Balwani has also been charged with fraud over the Theranos collapse, but his trial is scheduled for next year. He has pleaded not guilty.

‘I Have Molded You’: (5:39 p.m. in N.Y.)

When Theranos was enjoying more success as a company around 2014 and 2015, Holmes said she described to Balwani a presentation she gave at an event for women in engineering. “I was talking about all these girls comping up to me and saying they were inspired.”

In a text, Balwani told her, “I have molded you.”

‘Force me to have sex’: (5:24 p.m. in N.Y.)

Holmes testified that Balwani “would get very angry with me and sometimes come up to our bedroom and force me to have sex with him when I didn’t want to.”

That persisted throughout the course of their relationship from 2005-2016, she said.

Balwani’s criticism: (5:12 p.m. N.Y.)

Holmes said Balwani, who had started out as her mentor, was often critical of her. “He felt like I came across as a little girl and he thought that I needed to be serious and not so giddy.”

Holmes said she believed that if she lived by Balwani’s tenets, she’d be successful, but while she tried, he was very critical of her.

“He would get very angry with me and would yell at me that he was so disappointed in my mediocrity.” 

“He told me that I didn’t know what I was doing in business, that my convictions were wrong.” He told her that she “needed to kill the person I was” to become an entrepreneur. 

“He was very prescriptive. He said that if I wanted to be a good entrepreneur, I needed to spend all of my time on the business,” including not sleeping very much and eating “foods that would make me only pure, having a very disciplined and intense lifestyle.”

Rape at Stanford: (5:09 p.m. in N.Y.)

Holmes testified that she’d been raped while she was studying at Stanford University — and that the experience motivated her to concentrate on developing her blood-testing startup.

“I decided to pour myself into building Theranos,” she told the jury Monday in federal court in San Jose, California.

Meeting Balwani (5:08 p.m.

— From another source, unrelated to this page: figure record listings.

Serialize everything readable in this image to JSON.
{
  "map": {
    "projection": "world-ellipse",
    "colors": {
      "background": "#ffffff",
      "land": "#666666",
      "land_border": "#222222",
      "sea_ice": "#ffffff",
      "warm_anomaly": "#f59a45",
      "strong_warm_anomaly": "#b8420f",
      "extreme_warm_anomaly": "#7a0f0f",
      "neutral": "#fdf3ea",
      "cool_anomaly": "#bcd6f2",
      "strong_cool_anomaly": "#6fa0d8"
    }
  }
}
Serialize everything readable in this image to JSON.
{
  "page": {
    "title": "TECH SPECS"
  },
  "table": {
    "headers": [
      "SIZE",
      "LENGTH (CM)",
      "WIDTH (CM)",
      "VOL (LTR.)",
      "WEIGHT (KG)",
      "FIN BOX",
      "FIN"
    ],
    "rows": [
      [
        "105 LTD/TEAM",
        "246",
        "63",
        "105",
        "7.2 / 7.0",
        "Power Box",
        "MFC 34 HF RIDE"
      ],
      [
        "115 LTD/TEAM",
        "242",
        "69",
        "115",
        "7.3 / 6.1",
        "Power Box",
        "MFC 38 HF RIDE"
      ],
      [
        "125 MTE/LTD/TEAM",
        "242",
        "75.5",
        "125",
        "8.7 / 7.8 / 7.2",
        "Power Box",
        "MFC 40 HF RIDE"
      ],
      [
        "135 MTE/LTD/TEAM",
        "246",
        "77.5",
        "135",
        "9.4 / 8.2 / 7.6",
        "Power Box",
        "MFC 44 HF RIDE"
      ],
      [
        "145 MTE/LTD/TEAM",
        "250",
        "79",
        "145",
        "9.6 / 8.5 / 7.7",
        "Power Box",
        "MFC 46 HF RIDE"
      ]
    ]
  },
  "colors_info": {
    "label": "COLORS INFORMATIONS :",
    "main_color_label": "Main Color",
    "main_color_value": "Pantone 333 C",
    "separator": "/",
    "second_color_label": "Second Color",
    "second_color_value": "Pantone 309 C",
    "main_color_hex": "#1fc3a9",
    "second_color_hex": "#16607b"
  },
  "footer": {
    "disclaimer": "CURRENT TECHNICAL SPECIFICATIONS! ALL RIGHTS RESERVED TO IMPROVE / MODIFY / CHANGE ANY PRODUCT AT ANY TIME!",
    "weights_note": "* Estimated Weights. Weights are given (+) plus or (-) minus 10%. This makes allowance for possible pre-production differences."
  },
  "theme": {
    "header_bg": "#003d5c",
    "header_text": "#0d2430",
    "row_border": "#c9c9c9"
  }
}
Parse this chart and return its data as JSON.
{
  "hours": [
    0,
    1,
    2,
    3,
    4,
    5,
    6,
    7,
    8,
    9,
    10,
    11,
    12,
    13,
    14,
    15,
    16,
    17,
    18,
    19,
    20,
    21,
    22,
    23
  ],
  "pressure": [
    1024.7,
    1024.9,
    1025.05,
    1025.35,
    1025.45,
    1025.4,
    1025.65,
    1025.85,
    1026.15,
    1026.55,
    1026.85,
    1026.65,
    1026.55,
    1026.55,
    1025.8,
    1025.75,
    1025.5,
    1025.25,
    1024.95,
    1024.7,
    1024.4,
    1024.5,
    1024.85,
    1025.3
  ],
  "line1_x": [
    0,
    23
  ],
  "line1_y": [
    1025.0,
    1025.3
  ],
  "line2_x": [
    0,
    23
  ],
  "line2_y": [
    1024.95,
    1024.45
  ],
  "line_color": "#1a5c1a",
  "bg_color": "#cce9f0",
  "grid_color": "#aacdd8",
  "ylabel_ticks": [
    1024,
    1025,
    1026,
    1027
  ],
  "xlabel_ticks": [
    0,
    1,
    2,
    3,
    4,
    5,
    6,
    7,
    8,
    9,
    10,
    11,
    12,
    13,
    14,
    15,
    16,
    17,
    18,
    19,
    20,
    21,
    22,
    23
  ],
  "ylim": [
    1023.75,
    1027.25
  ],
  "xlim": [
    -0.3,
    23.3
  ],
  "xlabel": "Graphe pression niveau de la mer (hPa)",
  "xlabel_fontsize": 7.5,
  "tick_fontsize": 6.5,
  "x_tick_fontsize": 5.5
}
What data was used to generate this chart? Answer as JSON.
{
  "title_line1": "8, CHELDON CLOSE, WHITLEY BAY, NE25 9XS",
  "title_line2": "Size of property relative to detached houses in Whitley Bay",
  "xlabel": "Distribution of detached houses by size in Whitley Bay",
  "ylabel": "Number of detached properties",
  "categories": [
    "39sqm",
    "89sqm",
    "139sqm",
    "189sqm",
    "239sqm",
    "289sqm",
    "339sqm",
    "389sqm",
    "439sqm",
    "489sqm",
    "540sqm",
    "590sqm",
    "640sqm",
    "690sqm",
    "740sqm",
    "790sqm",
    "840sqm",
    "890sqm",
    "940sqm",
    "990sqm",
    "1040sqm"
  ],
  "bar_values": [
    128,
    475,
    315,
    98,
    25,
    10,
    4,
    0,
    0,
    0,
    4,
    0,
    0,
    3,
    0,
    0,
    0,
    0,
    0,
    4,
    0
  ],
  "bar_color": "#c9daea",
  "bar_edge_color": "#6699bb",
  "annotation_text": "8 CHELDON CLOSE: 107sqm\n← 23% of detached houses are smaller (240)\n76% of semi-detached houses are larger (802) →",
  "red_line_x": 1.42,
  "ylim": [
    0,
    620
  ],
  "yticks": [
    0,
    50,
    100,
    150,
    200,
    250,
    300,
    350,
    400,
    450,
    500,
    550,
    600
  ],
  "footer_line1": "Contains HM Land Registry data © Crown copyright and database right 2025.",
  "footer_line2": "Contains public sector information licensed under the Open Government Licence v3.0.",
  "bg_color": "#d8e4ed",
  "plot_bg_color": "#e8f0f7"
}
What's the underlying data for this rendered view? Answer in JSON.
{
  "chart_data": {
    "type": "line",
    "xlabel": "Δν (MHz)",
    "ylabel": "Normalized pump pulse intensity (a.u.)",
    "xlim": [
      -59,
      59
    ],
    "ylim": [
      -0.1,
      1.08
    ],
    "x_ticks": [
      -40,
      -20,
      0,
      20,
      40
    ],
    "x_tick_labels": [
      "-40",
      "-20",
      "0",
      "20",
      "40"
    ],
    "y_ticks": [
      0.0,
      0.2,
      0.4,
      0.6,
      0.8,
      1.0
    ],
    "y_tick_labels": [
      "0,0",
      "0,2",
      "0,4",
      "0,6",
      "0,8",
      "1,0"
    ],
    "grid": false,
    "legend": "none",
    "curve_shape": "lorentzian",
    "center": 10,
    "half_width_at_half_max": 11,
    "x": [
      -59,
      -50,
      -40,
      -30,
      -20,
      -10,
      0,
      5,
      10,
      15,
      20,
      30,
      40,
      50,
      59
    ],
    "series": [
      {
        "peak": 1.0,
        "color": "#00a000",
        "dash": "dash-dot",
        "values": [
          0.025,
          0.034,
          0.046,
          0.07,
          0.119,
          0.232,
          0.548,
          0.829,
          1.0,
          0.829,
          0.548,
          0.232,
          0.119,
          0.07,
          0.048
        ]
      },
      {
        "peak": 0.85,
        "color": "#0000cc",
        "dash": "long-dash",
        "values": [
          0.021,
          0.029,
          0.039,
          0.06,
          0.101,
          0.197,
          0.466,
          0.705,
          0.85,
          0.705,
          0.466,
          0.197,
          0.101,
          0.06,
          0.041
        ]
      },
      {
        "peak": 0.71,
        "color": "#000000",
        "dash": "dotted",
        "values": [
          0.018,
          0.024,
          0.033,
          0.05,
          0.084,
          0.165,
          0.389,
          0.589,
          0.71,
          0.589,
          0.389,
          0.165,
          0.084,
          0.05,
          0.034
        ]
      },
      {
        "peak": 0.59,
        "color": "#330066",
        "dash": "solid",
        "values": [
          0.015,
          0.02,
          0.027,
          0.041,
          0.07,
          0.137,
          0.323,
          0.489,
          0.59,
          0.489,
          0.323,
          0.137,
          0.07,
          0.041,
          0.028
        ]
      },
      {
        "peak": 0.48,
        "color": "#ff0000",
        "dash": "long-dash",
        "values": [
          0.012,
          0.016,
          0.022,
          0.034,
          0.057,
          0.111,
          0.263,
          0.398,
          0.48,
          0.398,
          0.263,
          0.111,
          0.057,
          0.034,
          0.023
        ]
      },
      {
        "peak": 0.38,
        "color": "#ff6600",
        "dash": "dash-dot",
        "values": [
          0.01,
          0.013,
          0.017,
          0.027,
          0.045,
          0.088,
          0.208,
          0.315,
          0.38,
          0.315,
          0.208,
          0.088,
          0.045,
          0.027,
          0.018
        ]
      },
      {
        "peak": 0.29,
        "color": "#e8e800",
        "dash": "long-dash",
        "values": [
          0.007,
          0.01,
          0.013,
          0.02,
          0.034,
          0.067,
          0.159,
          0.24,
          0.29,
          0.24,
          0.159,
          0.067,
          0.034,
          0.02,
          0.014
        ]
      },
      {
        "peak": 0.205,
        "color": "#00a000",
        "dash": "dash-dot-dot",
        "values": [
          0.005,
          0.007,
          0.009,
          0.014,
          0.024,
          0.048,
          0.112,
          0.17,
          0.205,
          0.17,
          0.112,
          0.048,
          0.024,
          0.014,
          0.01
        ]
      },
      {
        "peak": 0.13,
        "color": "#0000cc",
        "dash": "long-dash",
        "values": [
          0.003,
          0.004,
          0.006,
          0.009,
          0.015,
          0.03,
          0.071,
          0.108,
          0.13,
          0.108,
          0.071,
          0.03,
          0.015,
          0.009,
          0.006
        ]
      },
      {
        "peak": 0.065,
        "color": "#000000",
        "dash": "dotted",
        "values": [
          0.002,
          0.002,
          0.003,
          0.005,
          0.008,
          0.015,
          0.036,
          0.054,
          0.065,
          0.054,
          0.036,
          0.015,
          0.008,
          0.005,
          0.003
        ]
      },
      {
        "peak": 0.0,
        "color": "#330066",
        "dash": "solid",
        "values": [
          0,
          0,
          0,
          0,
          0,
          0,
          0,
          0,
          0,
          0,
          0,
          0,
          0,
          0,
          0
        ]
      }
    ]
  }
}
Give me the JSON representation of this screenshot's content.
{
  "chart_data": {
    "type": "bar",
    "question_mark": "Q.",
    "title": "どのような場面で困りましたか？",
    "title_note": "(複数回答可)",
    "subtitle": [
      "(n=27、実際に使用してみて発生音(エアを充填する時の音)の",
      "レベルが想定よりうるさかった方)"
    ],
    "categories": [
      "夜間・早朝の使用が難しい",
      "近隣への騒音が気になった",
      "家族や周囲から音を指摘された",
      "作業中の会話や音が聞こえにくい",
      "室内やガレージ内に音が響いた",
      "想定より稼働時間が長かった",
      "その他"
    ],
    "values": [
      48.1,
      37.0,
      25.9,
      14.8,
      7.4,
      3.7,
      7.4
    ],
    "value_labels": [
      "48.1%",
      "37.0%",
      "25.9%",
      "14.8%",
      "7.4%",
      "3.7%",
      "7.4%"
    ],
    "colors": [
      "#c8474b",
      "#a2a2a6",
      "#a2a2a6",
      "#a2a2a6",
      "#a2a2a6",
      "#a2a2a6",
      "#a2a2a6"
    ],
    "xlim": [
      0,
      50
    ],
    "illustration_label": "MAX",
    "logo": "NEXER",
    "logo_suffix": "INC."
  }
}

N.Y.)

She said she was encouraged to pursue her business aspirations by Balwani, whom she had met while studying language in China the summer before she started at Stanford when she was 18 and he was 38.

“I understood that he’d been a really successful business person” who’d worked with Bill Gates and sold a software company.

After telling Balwani about the rape, he told her “I was safe now that I met him.”